The 1939 New York Fair, one of the biggest ever organized, took place at Flushing Meadows, Queens, with the slogan “Dawn of a New Day” and attracted exhibitors from all corners of the world, huge crowds, and prominent guests.


The Romanian Pavilion, with its two edifices, the main building, designed by G.M. Cantacuzino, and The Romanian House, designed by Octav Doicescu, gathered a lot of praise and was considered by some American visitors as “the best in terms of architecture and general display, which conveyed the image of one of the most interesting countries in the Fair.” The overall theme of the fair was skillfully illustrated in exhibitions about progresses made in aviation, agriculture, research, and the oil industry. The pavilion’s restaurant, serving the tastiest items of the rich, ever-surprising Romanian cuisine, rivaled only with the French one and soon became the meeting place of choice for the American elite visiting the pavilions.




Culture, then as today one of the country’s main resources, featured prominently through some of the biggest names in visual arts, music, and folklore. The pavilion’s commissioner, Dimitrie Gusti, was himself a great name of Romanian intellectual life, with ground-breaking research in sociology and ethnology. George Enescu, the greatest Romanian composer and a star violinist and conductor, performed at the Met with his

usual mix of precision and passion; Constantin Brâncuși, by then a legendary figure of modernism, while usually abhorrent of large social gatherings, mingled with the crowds; the greatest voice of Romanian traditional music, Maria Tănase, entertained the American and international guests accompanied by the famous traditional band headed by Grigoraș Dinicu. The pavilion was adorned with paintings by Nicolae Grigorescu, Ion Andreescu, Theodor Pallady, Gheorghe Petrașcu, sculptures by Cornel Medrea, Oscar Han, Mihai Onofrei, Mac Constantinescu, Milița Petrașcu, Ion Jalea, and monumental works by Olga Greceanu, Dem Demetrescu, Lena Constante, and Nora Steriade.
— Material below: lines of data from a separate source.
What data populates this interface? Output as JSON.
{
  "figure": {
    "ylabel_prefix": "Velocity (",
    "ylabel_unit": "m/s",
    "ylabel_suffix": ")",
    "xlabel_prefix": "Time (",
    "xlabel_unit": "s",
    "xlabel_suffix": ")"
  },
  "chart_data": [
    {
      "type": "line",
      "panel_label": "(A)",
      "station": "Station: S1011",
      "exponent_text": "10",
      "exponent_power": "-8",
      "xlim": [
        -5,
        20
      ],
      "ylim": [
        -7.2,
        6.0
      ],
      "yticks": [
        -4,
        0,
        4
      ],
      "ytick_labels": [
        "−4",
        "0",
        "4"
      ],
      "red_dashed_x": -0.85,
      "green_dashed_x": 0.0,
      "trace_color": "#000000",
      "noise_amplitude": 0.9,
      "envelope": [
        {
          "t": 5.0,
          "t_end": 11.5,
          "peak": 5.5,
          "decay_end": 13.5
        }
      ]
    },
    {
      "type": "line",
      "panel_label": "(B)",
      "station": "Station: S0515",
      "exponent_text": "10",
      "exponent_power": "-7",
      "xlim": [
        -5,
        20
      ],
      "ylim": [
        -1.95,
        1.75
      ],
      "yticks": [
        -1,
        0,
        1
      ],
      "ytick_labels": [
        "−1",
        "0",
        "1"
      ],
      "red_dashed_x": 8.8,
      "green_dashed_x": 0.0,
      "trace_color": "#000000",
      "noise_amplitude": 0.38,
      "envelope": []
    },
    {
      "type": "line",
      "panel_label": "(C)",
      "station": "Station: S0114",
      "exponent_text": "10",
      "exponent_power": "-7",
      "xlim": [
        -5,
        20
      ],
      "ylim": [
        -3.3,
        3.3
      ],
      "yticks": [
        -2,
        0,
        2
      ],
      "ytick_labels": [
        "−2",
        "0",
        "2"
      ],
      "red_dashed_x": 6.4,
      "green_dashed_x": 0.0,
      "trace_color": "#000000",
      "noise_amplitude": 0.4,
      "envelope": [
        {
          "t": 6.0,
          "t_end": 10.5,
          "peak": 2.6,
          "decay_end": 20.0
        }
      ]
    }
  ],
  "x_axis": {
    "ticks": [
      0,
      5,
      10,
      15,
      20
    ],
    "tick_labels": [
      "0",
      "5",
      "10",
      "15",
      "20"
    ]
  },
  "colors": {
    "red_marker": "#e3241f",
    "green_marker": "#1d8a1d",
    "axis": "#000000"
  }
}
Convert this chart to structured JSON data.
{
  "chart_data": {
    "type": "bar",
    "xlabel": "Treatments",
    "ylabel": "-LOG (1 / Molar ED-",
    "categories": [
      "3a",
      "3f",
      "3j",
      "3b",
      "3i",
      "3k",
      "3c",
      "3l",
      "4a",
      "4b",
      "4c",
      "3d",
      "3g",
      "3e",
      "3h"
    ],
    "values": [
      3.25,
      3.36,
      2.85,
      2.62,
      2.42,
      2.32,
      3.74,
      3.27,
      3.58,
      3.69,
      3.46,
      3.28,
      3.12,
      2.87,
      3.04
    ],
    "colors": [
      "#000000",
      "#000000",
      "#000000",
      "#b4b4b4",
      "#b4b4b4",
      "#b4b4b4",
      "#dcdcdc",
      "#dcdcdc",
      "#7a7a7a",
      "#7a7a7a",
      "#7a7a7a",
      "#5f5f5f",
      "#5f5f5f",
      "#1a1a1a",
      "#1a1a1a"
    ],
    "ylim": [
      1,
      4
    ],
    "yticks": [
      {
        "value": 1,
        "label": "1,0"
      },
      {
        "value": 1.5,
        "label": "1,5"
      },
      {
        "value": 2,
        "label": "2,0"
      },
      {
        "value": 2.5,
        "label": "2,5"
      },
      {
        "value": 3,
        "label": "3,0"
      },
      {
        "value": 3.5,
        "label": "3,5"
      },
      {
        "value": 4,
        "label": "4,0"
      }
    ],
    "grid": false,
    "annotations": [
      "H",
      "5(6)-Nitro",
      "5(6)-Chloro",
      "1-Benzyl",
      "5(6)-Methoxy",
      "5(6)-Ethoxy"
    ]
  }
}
The Romanian pavilion, which in comparison to many others was finished on time and not weeks after the official opening of the Fair, was inaugurated with a lavish ceremony whose guest-list read like the Who’s Who of New York elite society: Sara Delano Roosevelt, the President’s mother, New York mayor, Fiorello La Guardia, Grover Whalen, the President of the Fair’s organizing committee, Eduard J. Flynn, the U.S. commissioner. The event was also attended by Radu Irimescu, Romania’s Special Envoy and Minister Plenipotentiary to the United States.